Un camión puede contar la historia de un genocidio. La película La carga, de Ognjen Glavonic, relataba cómo un conductor trasladaba una misteriosa mercancía entre Kosovo y Belgrado durante los bombardeos de la OTAN de 1999. El espectador descubrirá que se trataba de cadáveres de albaneses, víctimas de la limpieza étnica de los paramilitares serbios, acarreados de un lugar a otro para no dejar huellas de los asesinatos masivos. En Las sepultureras (Errata Naturae), un libro sobre las fosas comunes de Bosnia-Herzegovina —y sobre la vida y la muerte, las heridas de la guerra y la voluntad de sobrevivir—, la periodista Taina Tervonen escribe: “A lo mejor, lo primero que debería hacerse cuando se investiga un genocidio es interrogar a los conductores de camión, de autobús y de tren. Ellos saben. Como el que condujo a los investigadores hasta la fosa de Tomasica”.

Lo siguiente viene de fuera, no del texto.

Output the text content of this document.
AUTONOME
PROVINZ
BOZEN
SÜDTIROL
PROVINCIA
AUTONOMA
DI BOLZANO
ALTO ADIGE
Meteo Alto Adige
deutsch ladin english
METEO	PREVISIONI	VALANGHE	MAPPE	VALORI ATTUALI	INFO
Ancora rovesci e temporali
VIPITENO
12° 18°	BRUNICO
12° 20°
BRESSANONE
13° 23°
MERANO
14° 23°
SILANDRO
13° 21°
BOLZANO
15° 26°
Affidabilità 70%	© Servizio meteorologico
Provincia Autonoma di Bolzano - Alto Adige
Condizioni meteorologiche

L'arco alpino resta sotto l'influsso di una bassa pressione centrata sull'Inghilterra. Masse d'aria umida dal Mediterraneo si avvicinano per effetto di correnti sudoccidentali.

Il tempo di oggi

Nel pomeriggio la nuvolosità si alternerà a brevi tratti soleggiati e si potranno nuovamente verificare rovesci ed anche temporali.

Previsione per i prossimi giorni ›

Esta reportera y escritora francofinlandesa de 49 años reconstruye en este libro, traducido por Iballa López Hernández, la guerra de Bosnia (1992-1995) a través de la huella más dolorosa que ha dejado, los enterramientos masivos que albergan a miles de personas que todavía permanecen desaparecidas. Y lo hace a través de dos personajes, Senem, antropóloga forense, y Darija, investigadora, que llevan desde sus 20 años, desde el final del conflicto, ayudando a las familias en esa dolorosa búsqueda. Pero en sus páginas también aparecen decenas de personas que vieron cómo su mundo era engullido por la violencia de la noche a la mañana, que contemplaron cómo los vecinos denunciaban, asesinaban y torturaban a personas que conocían desde siempre.
- Uno de los primeros descubrimientos que realizó cuando comenzó a acompañar a las antropólogas forenses que protagonizan su relato es que el olor dulzón y repugnante de la muerte no se va nunca. Se queda en la nariz, en la ropa, pero sobre todo en la mente. El otro hallazgo crucial fue que el asesinato de masas requiere una enorme planificación e infraestructura, así como la complicidad de muchas personas. Los verdugos casi nunca matan solos.

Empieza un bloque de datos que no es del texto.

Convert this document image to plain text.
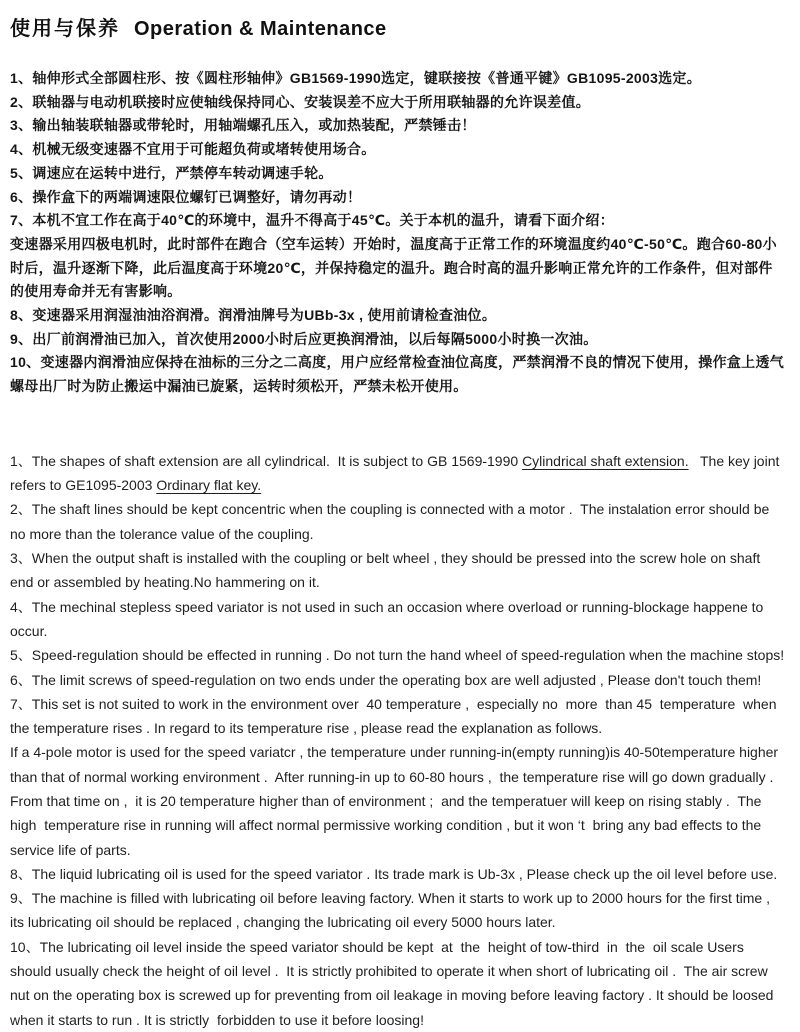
使用与保养 Operation & Maintenance

1、轴伸形式全部圆柱形、按《圆柱形轴伸》GB1569-1990选定，键联接按《普通平键》GB1095-2003选定。

2、联轴器与电动机联接时应使轴线保持同心、安装误差不应大于所用联轴器的允许误差值。

3、输出轴装联轴器或带轮时，用轴端螺孔压入，或加热装配，严禁锤击！

4、机械无级变速器不宜用于可能超负荷或堵转使用场合。

5、调速应在运转中进行，严禁停车转动调速手轮。

6、操作盒下的两端调速限位螺钉已调整好，请勿再动！

7、本机不宜工作在高于40℃的环境中，温升不得高于45℃。关于本机的温升，请看下面介绍：

变速器采用四极电机时，此时部件在跑合（空车运转）开始时，温度高于正常工作的环境温度约40℃-50℃。跑合60-80小时后，温升逐渐下降，此后温度高于环境20℃，并保持稳定的温升。跑合时高的温升影响正常允许的工作条件，但对部件的使用寿命并无有害影响。

8、变速器采用润湿油油浴润滑。润滑油牌号为UBb-3x , 使用前请检查油位。

9、出厂前润滑油已加入，首次使用2000小时后应更换润滑油，以后每隔5000小时换一次油。

10、变速器内润滑油应保持在油标的三分之二高度，用户应经常检查油位高度，严禁润滑不良的情况下使用，操作盒上透气螺母出厂时为防止搬运中漏油已旋紧，运转时须松开，严禁未松开使用。

1、The shapes of shaft extension are all cylindrical.  It is subject to GB 1569-1990 Cylindrical shaft extension.   The key joint refers to GE1095-2003 Ordinary flat key.

2、The shaft lines should be kept concentric when the coupling is connected with a motor .  The instalation error should be no more than the tolerance value of the coupling.

3、When the output shaft is installed with the coupling or belt wheel , they should be pressed into the screw hole on shaft end or assembled by heating.No hammering on it.

4、The mechinal stepless speed variator is not used in such an occasion where overload or running-blockage happene to occur.

5、Speed-regulation should be effected in running . Do not turn the hand wheel of speed-regulation when the machine stops!

6、The limit screws of speed-regulation on two ends under the operating box are well adjusted , Please don't touch them!

7、This set is not suited to work in the environment over  40 temperature ,  especially no  more  than 45  temperature  when the temperature rises . In regard to its temperature rise , please read the explanation as follows.

If a 4-pole motor is used for the speed variatcr , the temperature under running-in(empty running)is 40-50temperature higher than that of normal working environment .  After running-in up to 60-80 hours ,  the temperature rise will go down gradually .  From that time on ,  it is 20 temperature higher than of environment ;  and the temperatuer will keep on rising stably .  The high  temperature rise in running will affect normal permissive working condition , but it won ‘t  bring any bad effects to the service life of parts.

8、The liquid lubricating oil is used for the speed variator . Its trade mark is Ub-3x , Please check up the oil level before use.

9、The machine is filled with lubricating oil before leaving factory. When it starts to work up to 2000 hours for the first time , its lubricating oil should be replaced , changing the lubricating oil every 5000 hours later.

10、The lubricating oil level inside the speed variator should be kept  at  the  height of tow-third  in  the  oil scale Users should usually check the height of oil level .  It is strictly prohibited to operate it when short of lubricating oil .  The air screw nut on the operating box is screwed up for preventing from oil leakage in moving before leaving factory . It should be loosed when it starts to run . It is strictly  forbidden to use it before loosing!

Cuando Tervonen contempló la enorme fosa común de Tomasica, descubierta en 2013 precisamente gracias al testimonio de uno de los conductores que trasladaron los cadáveres, tuvo ante sus ojos la evidencia de que el genocidio de los musulmanes bosnios por parte de los ultranacionalistas serbios había sido minuciosamente planificado. En esa antigua mina aparecieron cerca de 500 cadáveres, de los que solo la mitad han sido identificados. El resto representan a familias que nunca han podido cerrar su duelo, que se enfrentan todavía a cientos de dolorosas preguntas sin respuesta.
“Me había preguntado muchas veces por la logística de un genocidio”, explica en conversación telefónica desde París, donde reside. “No se puede ejecutar a cientos de personas sin haberlo planificado y organizado previamente. Es necesario conseguir armas, municiones, decidir qué se va a hacer con los cuerpos, dónde van a tener lugar los asesinatos. Muchos de los relatos que he escuchado se refieren a la cuestión del transporte: siempre está en el centro de las deportaciones masivas”, prosigue.

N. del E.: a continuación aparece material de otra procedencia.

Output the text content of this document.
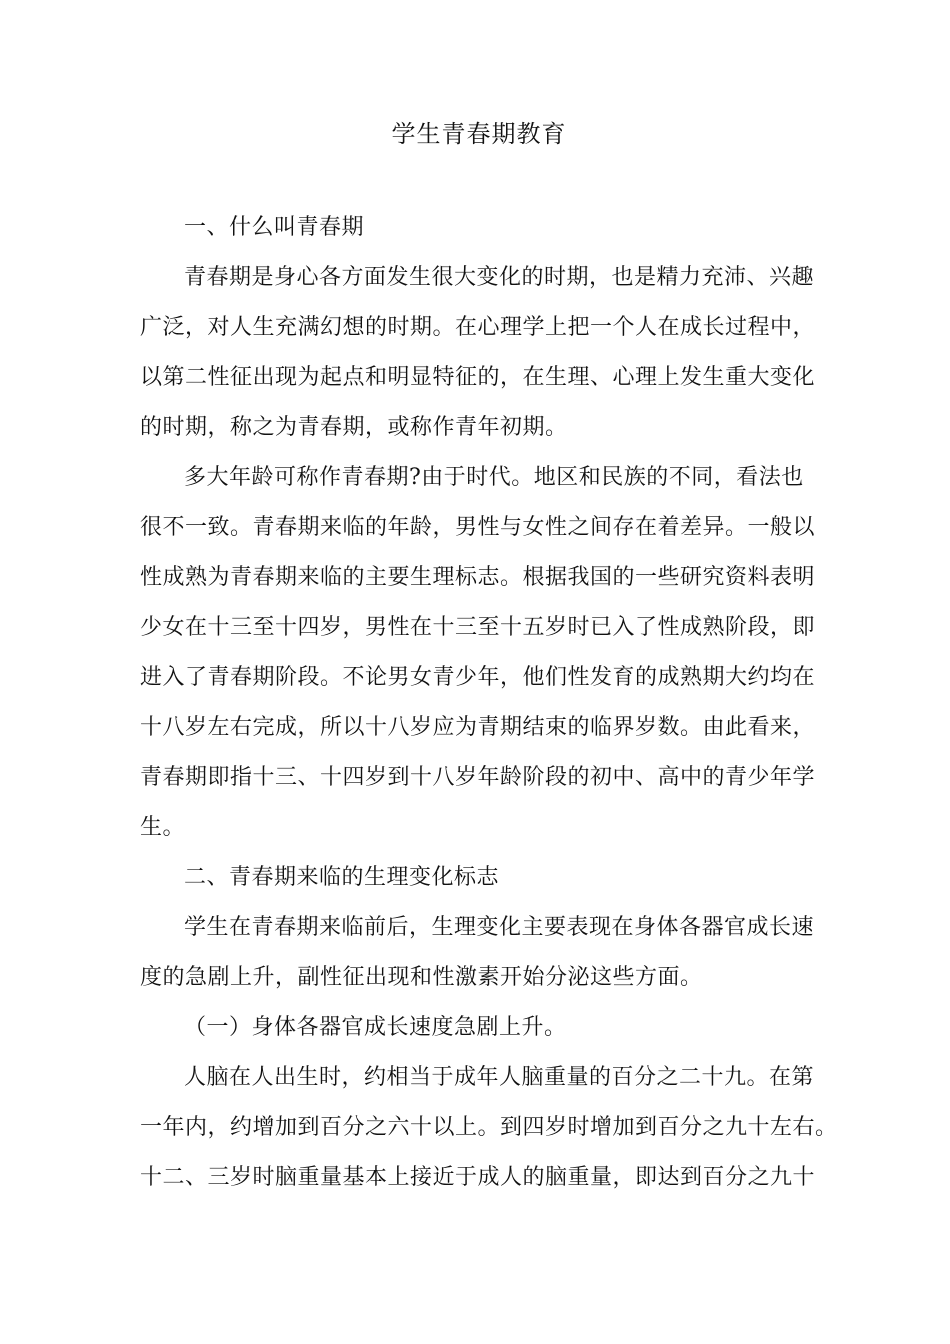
学生青春期教育

一、什么叫青春期

青春期是身心各方面发生很大变化的时期，也是精力充沛、兴趣

广泛，对人生充满幻想的时期。在心理学上把一个人在成长过程中，

以第二性征出现为起点和明显特征的，在生理、心理上发生重大变化

的时期，称之为青春期，或称作青年初期。

多大年龄可称作青春期?由于时代。地区和民族的不同，看法也

很不一致。青春期来临的年龄，男性与女性之间存在着差异。一般以

性成熟为青春期来临的主要生理标志。根据我国的一些研究资料表明

少女在十三至十四岁，男性在十三至十五岁时已入了性成熟阶段，即

进入了青春期阶段。不论男女青少年，他们性发育的成熟期大约均在

十八岁左右完成，所以十八岁应为青期结束的临界岁数。由此看来，

青春期即指十三、十四岁到十八岁年龄阶段的初中、高中的青少年学

生。

二、青春期来临的生理变化标志

学生在青春期来临前后，生理变化主要表现在身体各器官成长速

度的急剧上升，副性征出现和性激素开始分泌这些方面。

（一）身体各器官成长速度急剧上升。

人脑在人出生时，约相当于成年人脑重量的百分之二十九。在第

一年内，约增加到百分之六十以上。到四岁时增加到百分之九十左右。

十二、三岁时脑重量基本上接近于成人的脑重量，即达到百分之九十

Y eso es algo que no solo se da en Bosnia: uno de los libros más importantes escritos sobre el Holocausto, La destrucción de los judíos europeos (Akal), de Raul Hilberg, pone en el centro de la investigación los trenes que transportaban a las víctimas desde toda Europa a los campos de la muerte.
“Pensé también en los conductores. Son personajes muy importantes”, añade la escritora.
“Se trata de supervivientes, que pueden haber tenido un papel crucial en los asesinatos, pero que también pueden salvar la vida de personas”, explica antes de relatar la historia de un conductor de autobuses que debía trasladar a musulmanes bosnios expulsados de sus casas y que se negó a dejar subir a soldados al vehículo, un gesto que evitó una matanza.
“Cuando llegué aquí no sabía lo que me esperaba”, confiesa la autora en el arranque del libro. “Nada me había preparado para contemplar una fosa común.
Una fosa común es trabajo. No hay sitio para las ideas frente a ese enorme agujero del que deben extraerse los cuerpos antes de que llegue el invierno”. El contacto con el trabajo de campo de los forenses marca todo su gran reportaje, teñido por la admiración hacia las personas que dedican su vida a buscar cadáveres, porque no solo se enfrentan al olor de la muerte, sino al dolor de las familias.
Son los que excavan, pero también investigan y cotejan el ADN para tratar de cerrar los miles de casos de desaparecidos que quedaron abiertos tras una guerra durante la que fueron asesinadas 100.000 personas, la mayoría civiles.